Theraflu and a nap are due.
P.S. Another good reason to pile on color, here.
Wednesday, April 14, 2010
According to Cambodia's Ministry of Cult and Religion, the predictions for this year aren't so good: killings, violence, floods, and bad crops -- to name just a few social ailments. Thanks for the tip, Lady Penh. I will come prepared.
On a brighter note, I am looking forward to trying the "royal nap" while there. I like afternoon naps.
Tuesday, April 13, 2010
Tassels and pom-poms are details I cannot resist as of late. It is also spring, so I crave white, tea-stained, and ivory dresses as evidence of the season's change. I really, really like this dress, its ease, comfort and versatility being the main draw. Only during moments like these, when I am filled with consumer-lust, do I start to miss my old firm gig and the security it provided, wondering if I could convince myself to go back, to take the safer more linear path. But those moments pass, more swiftly now. And Cambodia beckons. Now or never.

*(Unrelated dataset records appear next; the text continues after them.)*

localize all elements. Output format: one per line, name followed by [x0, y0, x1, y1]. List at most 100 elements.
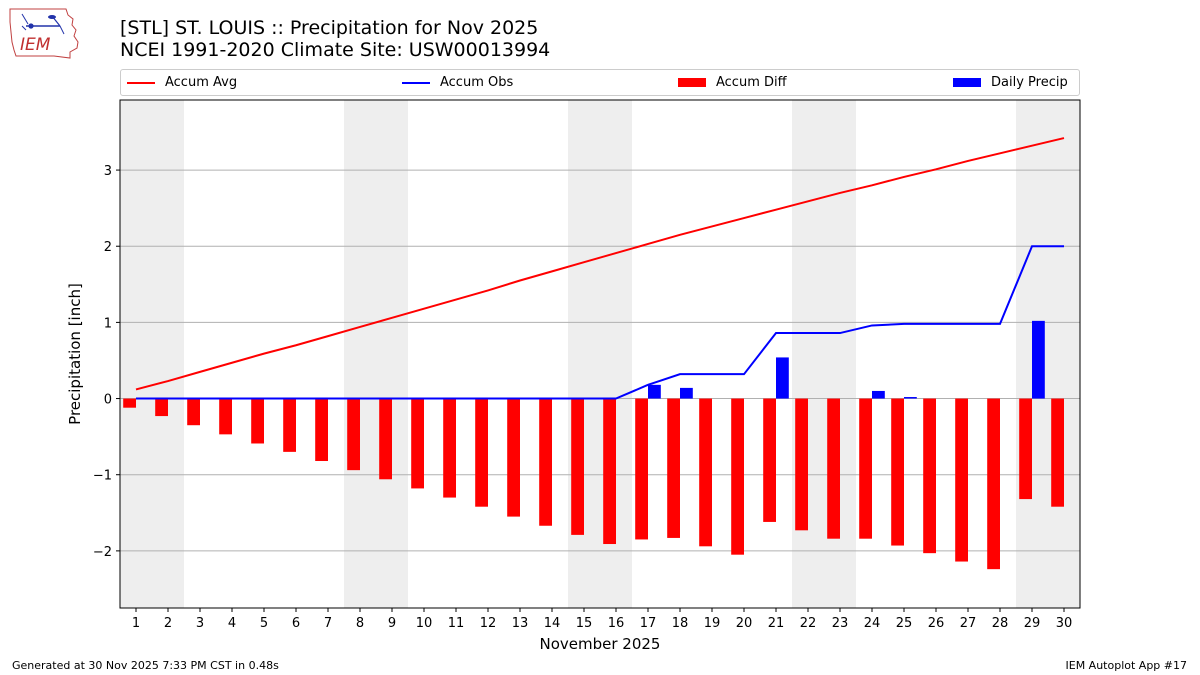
daily-precip-bar	[648, 384, 661, 399]
x-tick-label: 2	[164, 616, 172, 631]
accum-obs-line	[136, 245, 1064, 400]
iem-logo: IEM	[9, 8, 79, 59]
x-tick-label: 3	[196, 616, 204, 631]
accum-diff-bar	[987, 398, 1000, 570]
chart-subtitle: NCEI 1991-2020 Climate Site: USW00013994	[120, 39, 551, 61]
x-tick-label: 15	[576, 616, 593, 631]
x-tick-label: 5	[260, 616, 268, 631]
x-tick-label: 9	[388, 616, 396, 631]
accum-diff-bar	[731, 398, 744, 555]
accum-diff-bar	[603, 398, 616, 545]
weather-station-icon	[21, 13, 65, 35]
y-axis-label: Precipitation [inch]	[66, 283, 84, 425]
weekend-band-5	[1016, 100, 1080, 608]
x-tick-label: 26	[928, 616, 945, 631]
x-tick-label: 1	[132, 616, 140, 631]
y-axis: −2 −1 0 1 2 3	[93, 164, 120, 560]
weekend-band-4	[792, 100, 856, 608]
legend-label-accum-avg: Accum Avg	[165, 75, 238, 90]
legend-swatch-accum-obs	[402, 81, 430, 84]
x-tick-label: 11	[448, 616, 465, 631]
accum-diff-bar	[443, 398, 456, 498]
accum-diff-bar	[283, 398, 296, 452]
accum-diff-bar	[891, 398, 904, 546]
logo-text: IEM	[20, 35, 51, 55]
x-tick-label: 24	[864, 616, 881, 631]
app-label: IEM Autoplot App #17	[1065, 659, 1188, 672]
x-tick-label: 7	[324, 616, 332, 631]
daily-precip-bar	[872, 390, 885, 399]
legend-swatch-accum-avg	[127, 81, 155, 84]
accum-diff-bar	[123, 398, 136, 408]
accum-diff-bar	[347, 398, 360, 471]
daily-precip-bar	[904, 397, 917, 399]
accum-diff-bar	[475, 398, 488, 507]
y-tick-label: 2	[104, 240, 112, 255]
x-tick-label: 20	[736, 616, 753, 631]
legend: Accum Avg Accum Obs Accum Diff Daily Pre…	[120, 69, 1080, 96]
x-tick-label: 8	[356, 616, 364, 631]
x-tick-label: 18	[672, 616, 689, 631]
gridlines	[120, 169, 1080, 552]
accum-diff-bar	[1051, 398, 1064, 507]
x-tick-label: 13	[512, 616, 529, 631]
daily-precip-bar	[776, 357, 789, 399]
accum-diff-bar	[827, 398, 840, 539]
x-tick-label: 19	[704, 616, 721, 631]
chart-title: [STL] ST. LOUIS :: Precipitation for Nov…	[120, 17, 539, 39]
accum-diff-bar	[763, 398, 776, 522]
plot-frame	[119, 99, 1081, 609]
x-tick-label: 14	[544, 616, 561, 631]
accum-diff-bar	[251, 398, 264, 444]
legend-item-daily-precip: Daily Precip	[953, 74, 1068, 91]
daily-precip-bar	[1032, 320, 1045, 399]
legend-item-accum-obs: Accum Obs	[402, 74, 513, 91]
accum-diff-bar	[155, 398, 168, 417]
weekend-band-2	[344, 100, 408, 608]
accum-diff-bar	[795, 398, 808, 531]
x-tick-label: 4	[228, 616, 236, 631]
accum-diff-bar	[379, 398, 392, 480]
accum-diff-bar	[859, 398, 872, 539]
accum-diff-bar	[699, 398, 712, 547]
x-tick-label: 21	[768, 616, 785, 631]
y-tick-label: −1	[93, 469, 112, 484]
legend-swatch-accum-diff	[678, 78, 706, 87]
x-tick-label: 30	[1056, 616, 1073, 631]
legend-label-accum-diff: Accum Diff	[716, 75, 787, 90]
x-tick-label: 29	[1024, 616, 1041, 631]
legend-swatch-daily-precip	[953, 78, 981, 87]
accum-diff-bar	[507, 398, 520, 517]
x-tick-label: 28	[992, 616, 1009, 631]
accum-diff-bar	[411, 398, 424, 489]
accum-diff-bar	[315, 398, 328, 462]
y-tick-label: −2	[93, 545, 112, 560]
x-tick-label: 23	[832, 616, 849, 631]
x-tick-label: 22	[800, 616, 817, 631]
accum-diff-bar	[667, 398, 680, 538]
accum-diff-bar	[923, 398, 936, 554]
x-tick-label: 6	[292, 616, 300, 631]
x-tick-label: 10	[416, 616, 433, 631]
legend-label-accum-obs: Accum Obs	[440, 75, 514, 90]
legend-item-accum-diff: Accum Diff	[678, 74, 787, 91]
bars	[123, 320, 1064, 570]
iowa-outline-icon	[9, 8, 79, 59]
daily-precip-bar	[680, 387, 693, 399]
accum-diff-bar	[539, 398, 552, 526]
y-tick-label: 0	[104, 393, 112, 408]
x-tick-label: 16	[608, 616, 625, 631]
accum-diff-bar	[955, 398, 968, 562]
weekend-band-1	[120, 100, 184, 608]
generated-timestamp: Generated at 30 Nov 2025 7:33 PM CST in …	[12, 659, 279, 672]
accum-diff-bar	[1019, 398, 1032, 500]
accum-diff-bar	[571, 398, 584, 535]
x-tick-label: 25	[896, 616, 913, 631]
x-tick-label: 12	[480, 616, 497, 631]
accum-diff-bar	[635, 398, 648, 540]
y-tick-label: 1	[104, 316, 112, 331]
accum-diff-bar	[187, 398, 200, 426]
accum-avg-line	[135, 137, 1065, 391]
legend-label-daily-precip: Daily Precip	[991, 75, 1068, 90]
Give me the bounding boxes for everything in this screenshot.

My list of moving essentials is growing.
I need a bathing suit for my tentative weekend trip to Bali. I'm aware of how obnoxious that may sound. Let me start by saying I'm not a weekend-in-Bali-jetsetting kind of girl. Reality has never been so extravagant. But Portland friends are visiting Southeast Asia this June, and I've agreed to meet them wherever they land, for one weekend. Bali cast its net and drew them in. So, unless the human rights org I'll be working for has other plans for me that weekend, I intend to go to Bali, bathing suit and beachball in tow.
My daydreams of beach lazing and bathing suits always resemble these images: leisurely glamour and bright smiles.
That lovely gal in the sunglasses is Desiree, one of my dearest and oldest friends and my once-upon-a-time fellow clothes swapper/co-conspirator. When we were very young, by which I mean too young to afford our own proper wardrobe, but not too young to dream up something grand, Desiree's dad would attend to our bi-weekly clothes swap: every few weeks, he would drop off a bag of Desiree's clothing, stashing it behind the over-sized terracotta pot near the door of my house, while picking up a bag of my closet-wares for Desiree. This cyclical borrowing continued for years.
The gal with the street urchin locks is me. I cannot be bothered to get a haircut (or to continue packing my suitcase or . . .), but I can spend time peering idly at woven things and boy blazers with flat wooden buttons and eating fresh-picked fruit, for hours apparently. I'm glad my priorities are in order.